Effect of Foliar Treatment with Organic Acids and Inorganic Nutrients on Yield Retention and Secondary Metabolite Profiles under Heat Stress in Soybean

Abstract

Foliar application of inorganic nutrients and organic acids can affect the metabolic profile of soybean leaves and enhance soybean productivity. In this study, we investigated whether foliar application of 12 inorganic nutrients [N, P, K (10 g L-1 each); Ca, Mg, B, Zn, Fe, Cu, Mo, Si (200 g L-1 each); Se (20 g L-1)] and five organic acids [acetic, ascorbic, citric, formic, and malic acids (200 mM each)] could alter secondary metabolite pathways and improve yield under heat stress. Treatment with Fe, Ca, and Mg induced accumulation of 3,4-dihydroxybenzoic acid, with subsequent increases in downstream isoflavones, while application of Se, Mo, Zn, P, and acetic acid led to a decrease in biochanin A, along with correlated changes in other metabolites including caffeic acid and daidzin. N and Si treatment independently increased cinnamic acid content.
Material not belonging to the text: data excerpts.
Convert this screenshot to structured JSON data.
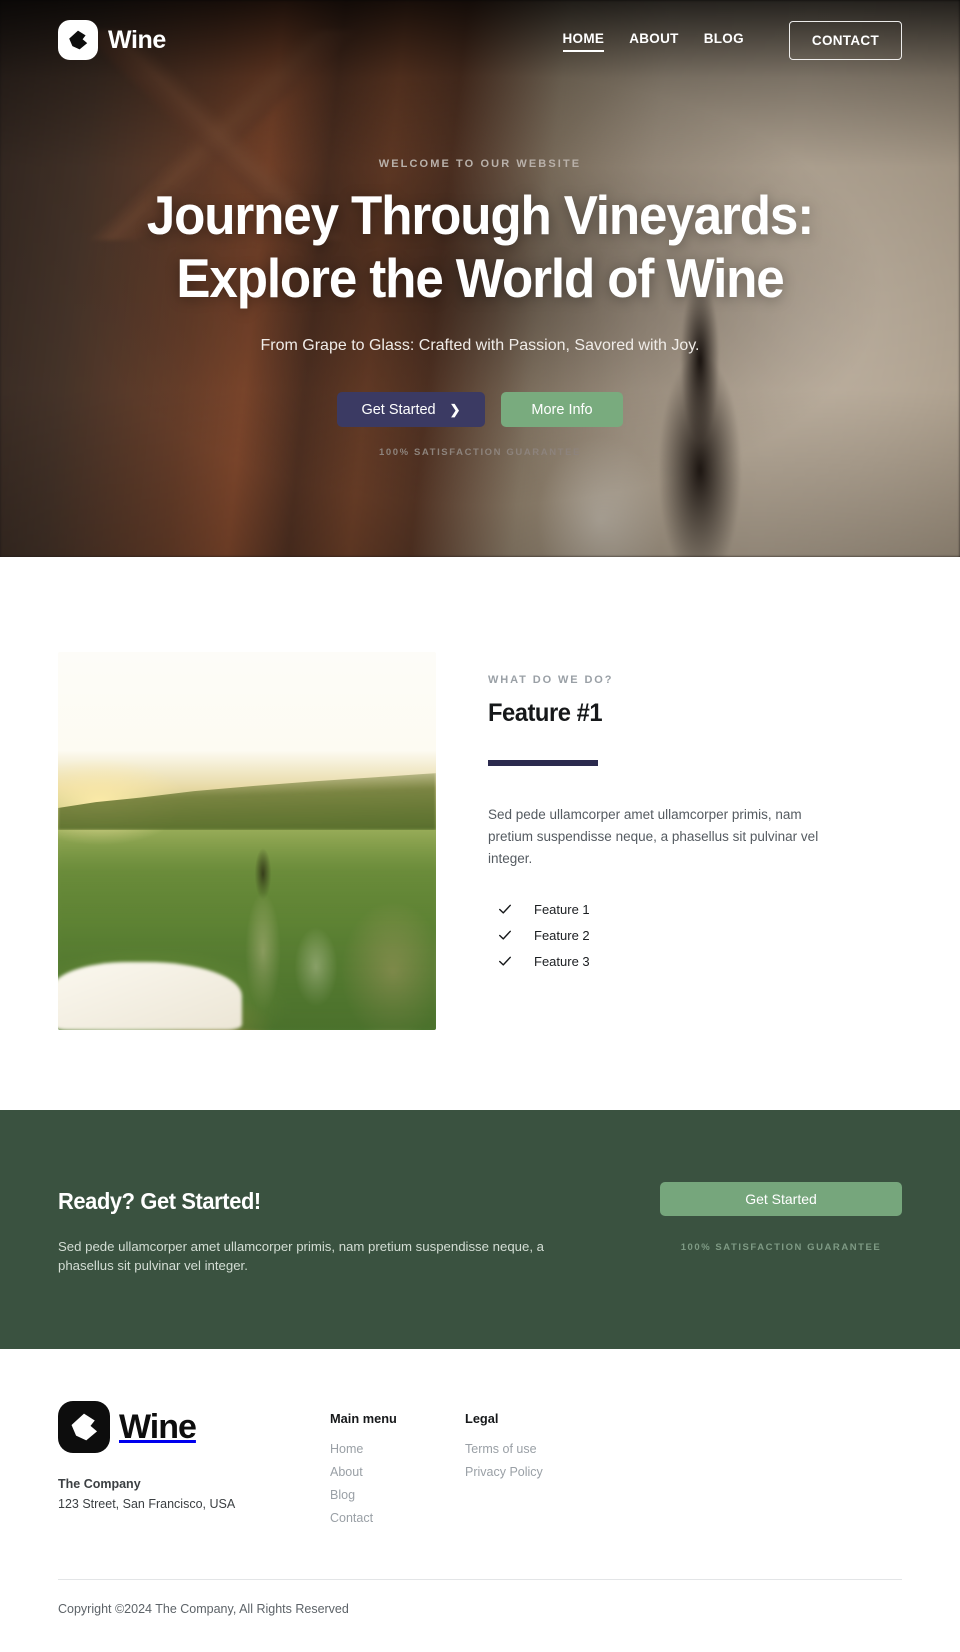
{
  "brand": {
    "name": "Wine",
    "logo_icon": "wine-polygon-logo-icon"
  },
  "nav": {
    "links": [
      {
        "label": "HOME",
        "active": true
      },
      {
        "label": "ABOUT",
        "active": false
      },
      {
        "label": "BLOG",
        "active": false
      }
    ],
    "cta_label": "CONTACT"
  },
  "hero": {
    "eyebrow": "WELCOME TO OUR WEBSITE",
    "title_line1": "Journey Through Vineyards:",
    "title_line2": "Explore the World of Wine",
    "subtitle": "From Grape to Glass: Crafted with Passion, Savored with Joy.",
    "primary_button": "Get Started",
    "primary_button_icon": "chevron-right-icon",
    "secondary_button": "More Info",
    "guarantee": "100% SATISFACTION GUARANTEE"
  },
  "feature": {
    "image_alt": "wine bottle and glasses on picnic blanket in vineyard at sunset",
    "kicker": "WHAT DO WE DO?",
    "title": "Feature #1",
    "text": "Sed pede ullamcorper amet ullamcorper primis, nam pretium suspendisse neque, a phasellus sit pulvinar vel integer.",
    "items": [
      {
        "label": "Feature 1",
        "icon": "check-icon"
      },
      {
        "label": "Feature 2",
        "icon": "check-icon"
      },
      {
        "label": "Feature 3",
        "icon": "check-icon"
      }
    ]
  },
  "cta": {
    "title": "Ready? Get Started!",
    "text": "Sed pede ullamcorper amet ullamcorper primis, nam pretium suspendisse neque, a phasellus sit pulvinar vel integer.",
    "button": "Get Started",
    "guarantee": "100% SATISFACTION GUARANTEE"
  },
  "footer": {
    "company_label": "The Company",
    "address": "123 Street, San Francisco, USA",
    "columns": [
      {
        "title": "Main menu",
        "links": [
          "Home",
          "About",
          "Blog",
          "Contact"
        ]
      },
      {
        "title": "Legal",
        "links": [
          "Terms of use",
          "Privacy Policy"
        ]
      }
    ],
    "copyright": "Copyright ©2024 The Company, All Rights Reserved"
  },
  "colors": {
    "cta_background": "#3a5240",
    "green_button": "#76a67c",
    "navy_button": "#3b3a63",
    "accent_bar": "#2b2a4e"
  }
}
Ca and P treatment enhanced the accumulation of glycitin and genistein, while acetic acid treatment increased the accumulation of glycitin and daidzin. Treatment significantly altered secondary metabolite profiles in soybean leaves and alleviated yield loss under heat stress, although individual metabolite concentrations showed no significant correlations with this effect. Heat-stress tolerance mediated by metabolites appears to arise from comprehensive changes in the metabolic profile rather than the effect of a single metabolite. Overall, foliar applications reshaped leaf metabolite networks and improved yield retention under heat stress, with the largest profile shifts under P, Ca, and Mg. Follow-up physiological and enzymatic assays are recommended to establish causality for heat stress mitigation and metabolite enhancement. These findings suggest soybean leaves as a valuable source of beneficial secondary metabolites and indicate new options for soybean use and cultivation value.